Dang! We’re getting a validation error! It seems that one of the changes we did on our contract altered the contract storage layout, which could potentially break our current contract instance. For the sake of this exercise, let’s pretend we don’t care about this warning for now (we’ll see what happens later!). We can use the --force flag to deploy anyway and update our contract instance to the new implementation.

$ npx zos push --force
Using session with network rinkeby-test, sender address $ADMIN
Compiling contracts with Truffle...
Validating contract CustomERC20
- New variable 'uint256[50] ______gap' was inserted in contract ERC20Detailed in openzeppelin-eth/contracts/token/ERC20/ERC20Detailed.sol:1. You should only add new variables at the end of your contract.
See https://docs.zeppelinos.org/docs/writing_contracts.html#modifying-your-contracts for more info.
Uploading CustomERC20 contract as CustomERC20
Deploying logic contract for CustomERC20
Updated zos.dev-1004.json
$ npx zos update CustomERC20
Using session with network rinkeby-test, sender address $ADMIN
Upgrading proxy to logic contract $IMPLEMENTATION
Instance at $TOKEN upgraded
Updated zos.dev-1004.json

Let’s start a Truffle console at Rinkeby test and see if everything worked as expected:

truffle(rinkeby)> const erc20 = await CustomERC20.at($TOKEN)

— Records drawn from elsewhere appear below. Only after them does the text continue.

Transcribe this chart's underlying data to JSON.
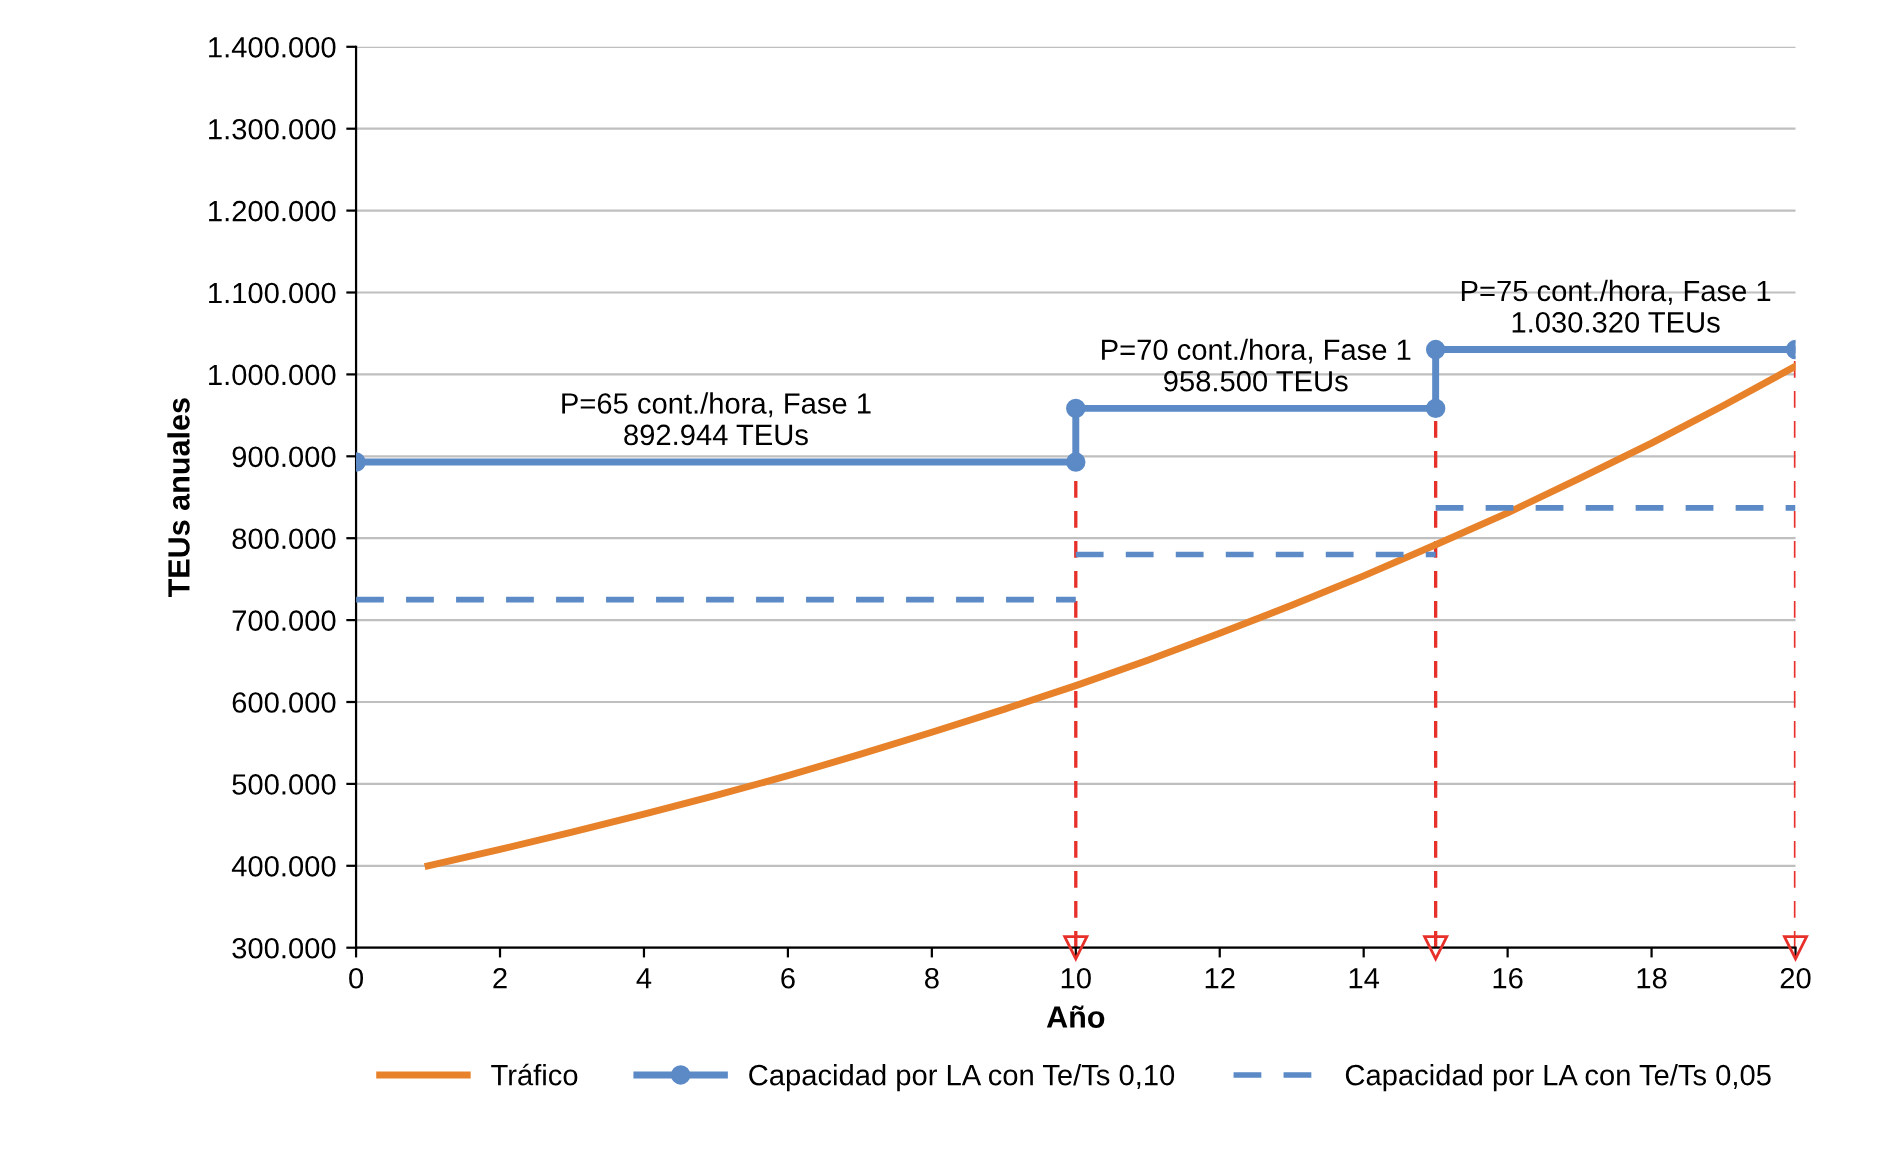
{
  "chart_data": {
    "type": "line",
    "xlabel": "Año",
    "ylabel": "TEUs anuales",
    "xlim": [
      0,
      20
    ],
    "xticks": [
      0,
      2,
      4,
      6,
      8,
      10,
      12,
      14,
      16,
      18,
      20
    ],
    "ylim": [
      300000,
      1400000
    ],
    "yticks": [
      {
        "value": 300000,
        "label": "300.000"
      },
      {
        "value": 400000,
        "label": "400.000"
      },
      {
        "value": 500000,
        "label": "500.000"
      },
      {
        "value": 600000,
        "label": "600.000"
      },
      {
        "value": 700000,
        "label": "700.000"
      },
      {
        "value": 800000,
        "label": "800.000"
      },
      {
        "value": 900000,
        "label": "900.000"
      },
      {
        "value": 1000000,
        "label": "1.000.000"
      },
      {
        "value": 1100000,
        "label": "1.100.000"
      },
      {
        "value": 1200000,
        "label": "1.200.000"
      },
      {
        "value": 1300000,
        "label": "1.300.000"
      },
      {
        "value": 1400000,
        "label": "1.400.000"
      }
    ],
    "grid": "y",
    "legend": "bottom",
    "series": [
      {
        "name": "Tráfico",
        "color": "#e8822a",
        "marker": "none",
        "line_style": "solid",
        "x": [
          1,
          2,
          3,
          4,
          5,
          6,
          7,
          8,
          9,
          10,
          11,
          12,
          13,
          14,
          15,
          16,
          17,
          18,
          19,
          20
        ],
        "values": [
          400000,
          420000,
          441000,
          463000,
          486000,
          510000,
          536000,
          563000,
          591000,
          620000,
          651000,
          684000,
          718000,
          754000,
          792000,
          831000,
          873000,
          916000,
          962000,
          1010000
        ]
      },
      {
        "name": "Capacidad por LA con Te/Ts 0,10",
        "color": "#5b8ac6",
        "marker": "circle",
        "line_style": "solid",
        "x": [
          0,
          10,
          10,
          15,
          15,
          20
        ],
        "values": [
          892944,
          892944,
          958500,
          958500,
          1030320,
          1030320
        ]
      },
      {
        "name": "Capacidad por LA con Te/Ts 0,05",
        "color": "#5b8ac6",
        "marker": "none",
        "line_style": "dashed",
        "x": [
          0,
          10,
          null,
          10,
          15,
          null,
          15,
          20
        ],
        "values": [
          725000,
          725000,
          null,
          780000,
          780000,
          null,
          837000,
          837000
        ]
      }
    ],
    "ref_lines": [
      {
        "axis": "x",
        "value": 10,
        "color": "#e8302a",
        "line_style": "dashed"
      },
      {
        "axis": "x",
        "value": 15,
        "color": "#e8302a",
        "line_style": "dashed"
      },
      {
        "axis": "x",
        "value": 20,
        "color": "#e8302a",
        "line_style": "dashed"
      }
    ],
    "annotations": [
      {
        "text": "P=65 cont./hora, Fase 1\n892.944 TEUs",
        "x": 5,
        "y": 892944
      },
      {
        "text": "P=70 cont./hora, Fase 1\n958.500 TEUs",
        "x": 12.5,
        "y": 958500
      },
      {
        "text": "P=75 cont./hora, Fase 1\n1.030.320 TEUs",
        "x": 17.5,
        "y": 1030320
      }
    ]
  }
}
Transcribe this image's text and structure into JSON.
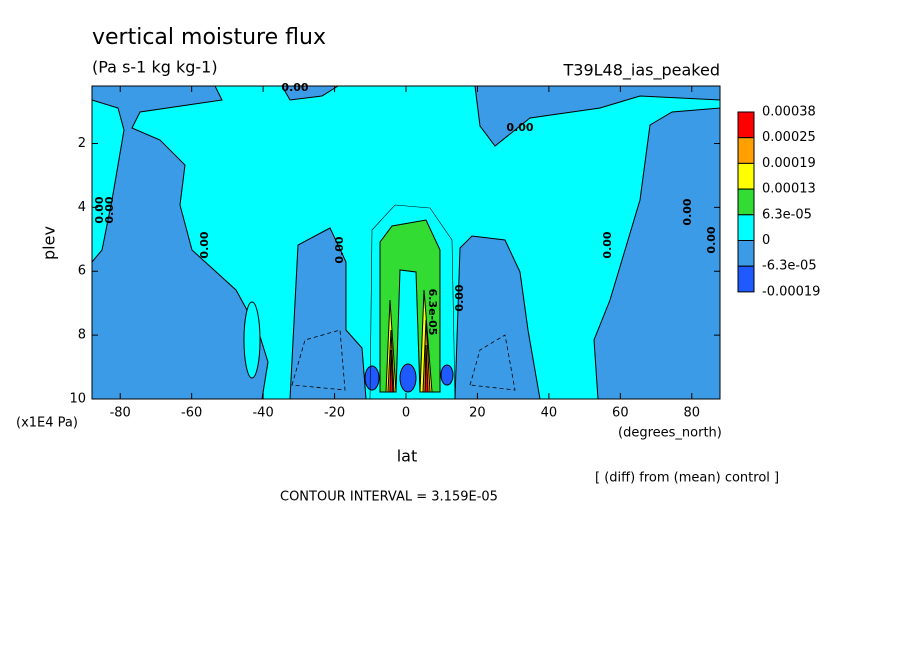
{
  "chart_data": {
    "type": "contour",
    "title": "vertical moisture flux",
    "subtitle": "(Pa s-1 kg kg-1)",
    "experiment": "T39L48_ias_peaked",
    "x_label": "lat",
    "x_unit": "(degrees_north)",
    "y_label": "plev",
    "y_unit": "(x1E4 Pa)",
    "note": "[ (diff) from (mean) control ]",
    "contour_interval": "CONTOUR INTERVAL = 3.159E-05",
    "xlim": [
      -87.9,
      87.9
    ],
    "xticks": [
      -80,
      -60,
      -40,
      -20,
      0,
      20,
      40,
      60,
      80
    ],
    "ylim": [
      0.2,
      10
    ],
    "y_inverted": true,
    "yticks": [
      2,
      4,
      6,
      8,
      10
    ],
    "levels": [
      0.00038,
      0.00025,
      0.00019,
      0.00013,
      {
        "value": 6.3e-05,
        "label": "6.3e-05"
      },
      0,
      {
        "value": -6.3e-05,
        "label": "-6.3e-05"
      },
      -0.00019
    ],
    "level_colors": [
      "#ff0000",
      "#ffa000",
      "#ffff00",
      "#32dc32",
      "#00ffff",
      "#3c9be6",
      "#1e5aff"
    ],
    "contour_labels": [
      "0.00",
      "0.00",
      "0.00",
      "0.00",
      "0.00",
      "0.00",
      "0.00",
      "0.00",
      "0.00",
      "0.00",
      "6.3e-05"
    ]
  }
}
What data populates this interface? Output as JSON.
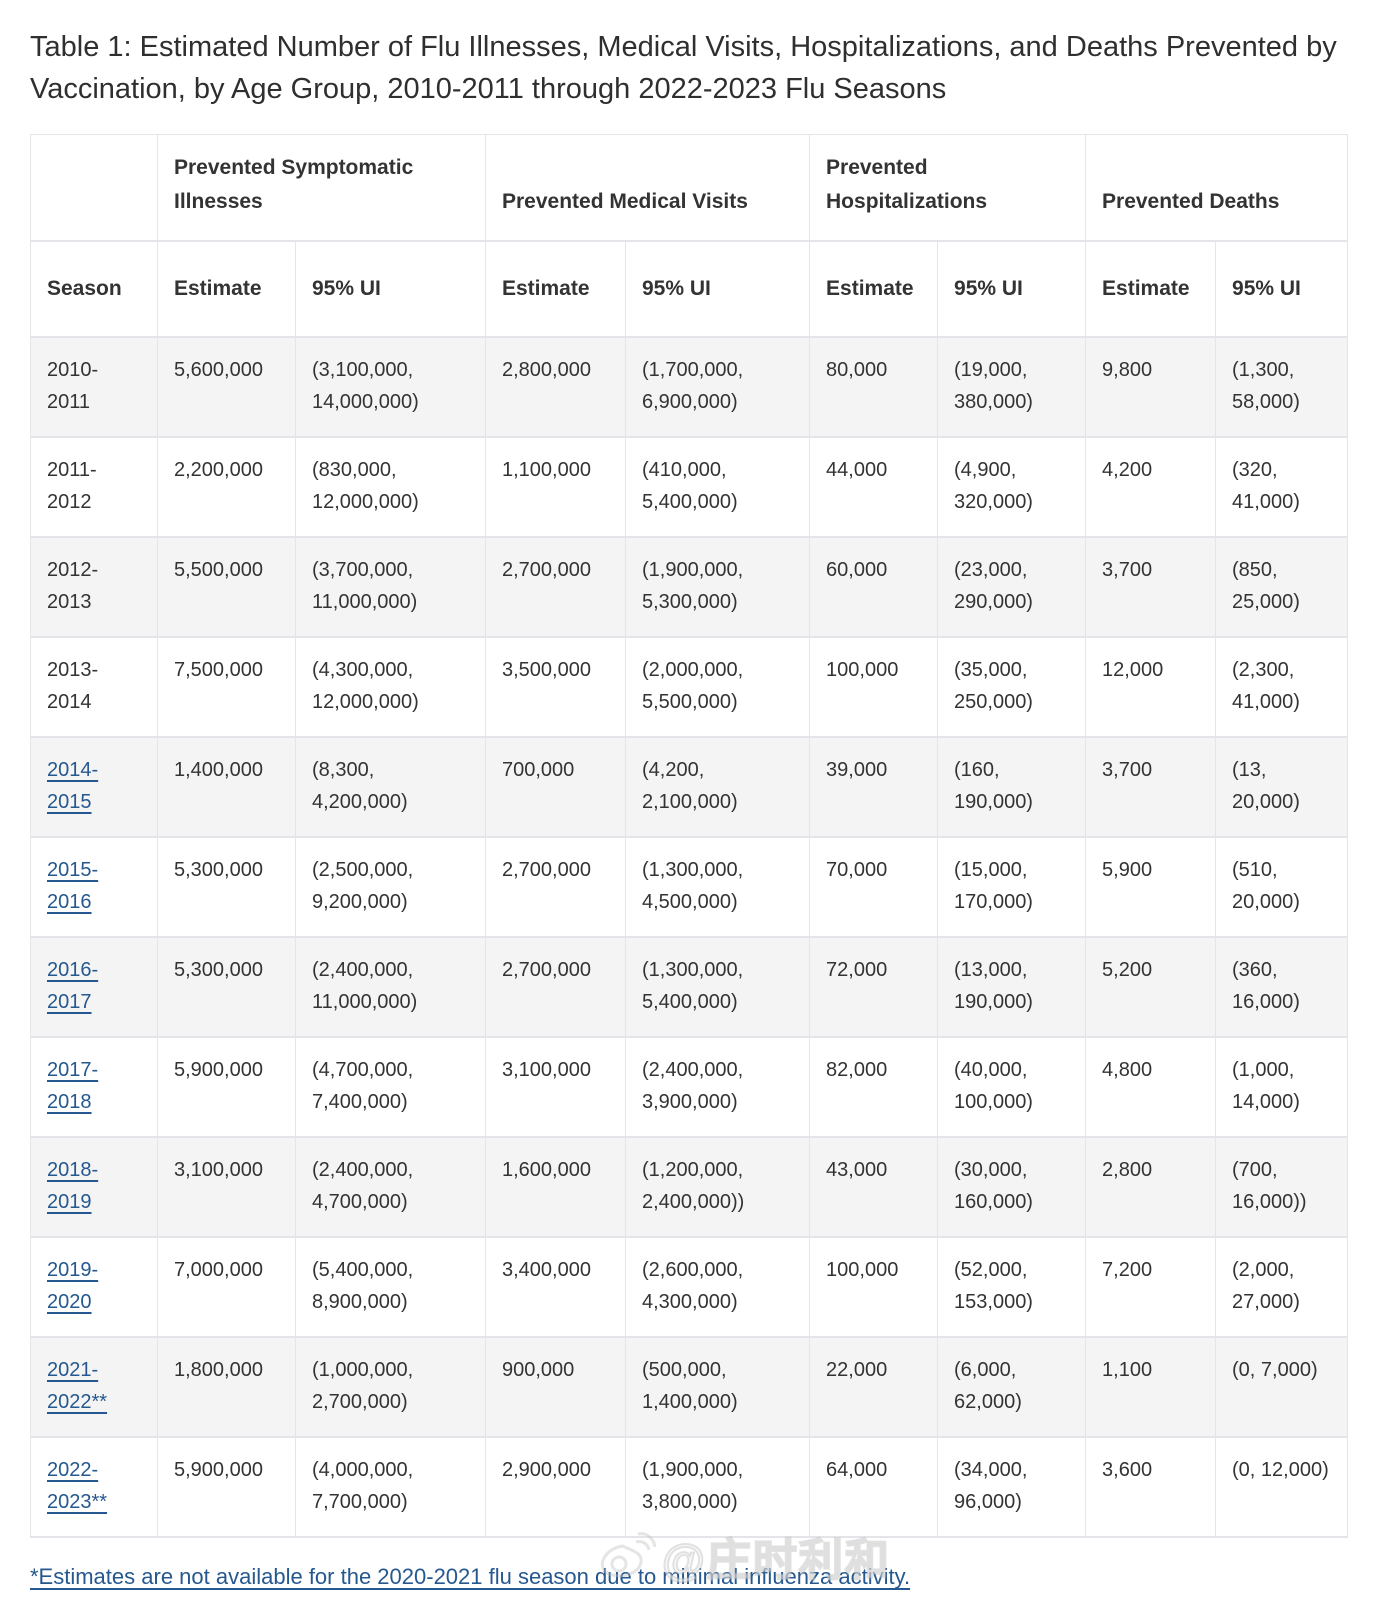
{
  "title": "Table 1: Estimated Number of Flu Illnesses, Medical Visits, Hospitalizations, and Deaths Prevented by Vaccination, by Age Group, 2010-2011 through 2022-2023 Flu Seasons",
  "colors": {
    "text": "#333333",
    "link": "#25588f",
    "stripe": "#f4f4f5",
    "border": "#e3e5e8"
  },
  "table": {
    "group_headers": [
      "Prevented Symptomatic Illnesses",
      "Prevented Medical Visits",
      "Prevented Hospitalizations",
      "Prevented Deaths"
    ],
    "sub_headers": {
      "season": "Season",
      "estimate": "Estimate",
      "ui": "95% UI"
    },
    "rows": [
      {
        "season": "2010-2011",
        "link": false,
        "cells": [
          "5,600,000",
          "(3,100,000, 14,000,000)",
          "2,800,000",
          "(1,700,000, 6,900,000)",
          "80,000",
          "(19,000, 380,000)",
          "9,800",
          "(1,300, 58,000)"
        ]
      },
      {
        "season": "2011-2012",
        "link": false,
        "cells": [
          "2,200,000",
          "(830,000, 12,000,000)",
          "1,100,000",
          "(410,000, 5,400,000)",
          "44,000",
          "(4,900, 320,000)",
          "4,200",
          "(320, 41,000)"
        ]
      },
      {
        "season": "2012-2013",
        "link": false,
        "cells": [
          "5,500,000",
          "(3,700,000, 11,000,000)",
          "2,700,000",
          "(1,900,000, 5,300,000)",
          "60,000",
          "(23,000, 290,000)",
          "3,700",
          "(850, 25,000)"
        ]
      },
      {
        "season": "2013-2014",
        "link": false,
        "cells": [
          "7,500,000",
          "(4,300,000, 12,000,000)",
          "3,500,000",
          "(2,000,000, 5,500,000)",
          "100,000",
          "(35,000, 250,000)",
          "12,000",
          "(2,300, 41,000)"
        ]
      },
      {
        "season": "2014-2015",
        "link": true,
        "cells": [
          "1,400,000",
          "(8,300, 4,200,000)",
          "700,000",
          "(4,200, 2,100,000)",
          "39,000",
          "(160, 190,000)",
          "3,700",
          "(13, 20,000)"
        ]
      },
      {
        "season": "2015-2016",
        "link": true,
        "cells": [
          "5,300,000",
          "(2,500,000, 9,200,000)",
          "2,700,000",
          "(1,300,000, 4,500,000)",
          "70,000",
          "(15,000, 170,000)",
          "5,900",
          "(510, 20,000)"
        ]
      },
      {
        "season": "2016-2017",
        "link": true,
        "cells": [
          "5,300,000",
          "(2,400,000, 11,000,000)",
          "2,700,000",
          "(1,300,000, 5,400,000)",
          "72,000",
          "(13,000, 190,000)",
          "5,200",
          "(360, 16,000)"
        ]
      },
      {
        "season": "2017-2018",
        "link": true,
        "cells": [
          "5,900,000",
          "(4,700,000, 7,400,000)",
          "3,100,000",
          "(2,400,000, 3,900,000)",
          "82,000",
          "(40,000, 100,000)",
          "4,800",
          "(1,000, 14,000)"
        ]
      },
      {
        "season": "2018-2019",
        "link": true,
        "cells": [
          "3,100,000",
          "(2,400,000, 4,700,000)",
          "1,600,000",
          "(1,200,000, 2,400,000))",
          "43,000",
          "(30,000, 160,000)",
          "2,800",
          "(700, 16,000))"
        ]
      },
      {
        "season": "2019-2020",
        "link": true,
        "cells": [
          "7,000,000",
          "(5,400,000, 8,900,000)",
          "3,400,000",
          "(2,600,000, 4,300,000)",
          "100,000",
          "(52,000, 153,000)",
          "7,200",
          "(2,000, 27,000)"
        ]
      },
      {
        "season": "2021-2022**",
        "link": true,
        "cells": [
          "1,800,000",
          "(1,000,000, 2,700,000)",
          "900,000",
          "(500,000, 1,400,000)",
          "22,000",
          "(6,000, 62,000)",
          "1,100",
          "(0, 7,000)"
        ]
      },
      {
        "season": "2022-2023**",
        "link": true,
        "cells": [
          "5,900,000",
          "(4,000,000, 7,700,000)",
          "2,900,000",
          "(1,900,000, 3,800,000)",
          "64,000",
          "(34,000, 96,000)",
          "3,600",
          "(0, 12,000)"
        ]
      }
    ]
  },
  "footnote": "*Estimates are not available for the 2020-2021 flu season due to minimal influenza activity.",
  "watermark": "@庄时利和"
}
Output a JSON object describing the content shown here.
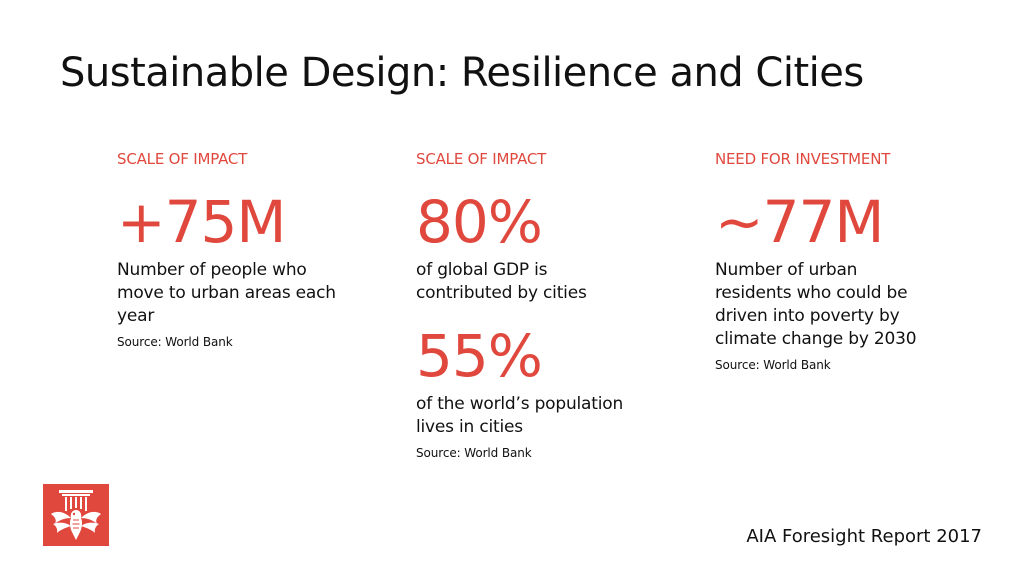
{
  "title": "Sustainable Design: Resilience and Cities",
  "columns": [
    {
      "kicker": "SCALE OF IMPACT",
      "stat": "+75M",
      "description": "Number of people who move to urban areas each year",
      "source": "Source: World Bank"
    },
    {
      "kicker": "SCALE OF IMPACT",
      "stat": "80%",
      "description": "of global GDP is contributed by cities",
      "stat2": "55%",
      "description2": "of the world’s population lives in cities",
      "source": "Source: World Bank"
    },
    {
      "kicker": "NEED FOR INVESTMENT",
      "stat": "~77M",
      "description": "Number of urban residents who could be driven into poverty by climate change by 2030",
      "source": "Source: World Bank"
    }
  ],
  "footer": "AIA Foresight Report 2017",
  "logo": {
    "icon": "aia-eagle-column-logo",
    "color": "#e0483e"
  },
  "accent_color": "#e0483e"
}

truffle(rinkeby)> erc20.balanceOf($USER).then(x => x.toNumber() / 1e8)
10000

truffle(rinkeby)> erc20.totalSupply().then(x => x.toNumber() / 1e8)
10000

truffle(rinkeby)> erc20.name()
""

truffle(rinkeby)> erc20.symbol()
""

truffle(rinkeby)> erc20.decimals().then(n => n.toNumber())
0

While the total supply and balances seem to be OK, the token’s details are gone! We’ve effectively flunked our upgrade.

As a side note, the reason behind this is related to the error displayed by the zos push operation. By inserting a new base contract in the middle of the inheritance chain (note that Burnable was added in between ERC20 and Detailed), we altered the storage layout. This moved the slots where the contract thinks that name, symbol, and decimals are stored. Instead, using Initializable, ERC20, ERC20Detailed, ERC20Burnable (in that order) keeps the same storage layout and works fine.

Luckily, we ran these tests on a disposable Ganache instance instead of on the actual network! This means that we can kill the Ganache instance, fix our contract, and try again by following the same steps.

Summing up

As we mentioned initially, upgrading a contract on mainnet can be a scary process. Regardless of the unit tests we run on our updated contract on our local development environments, we can’t catch any issues that may arise from the migration process itself, which requires carefully reproducing the state of the network where our contract is running.

Nevertheless, by setting up a disposable carbon copy of the blockchain on our workstations or CIs, we can work on a safe environment that has exactly the same characteristics as mainnet, allowing us to test in conditions as close as possible to those in the real world.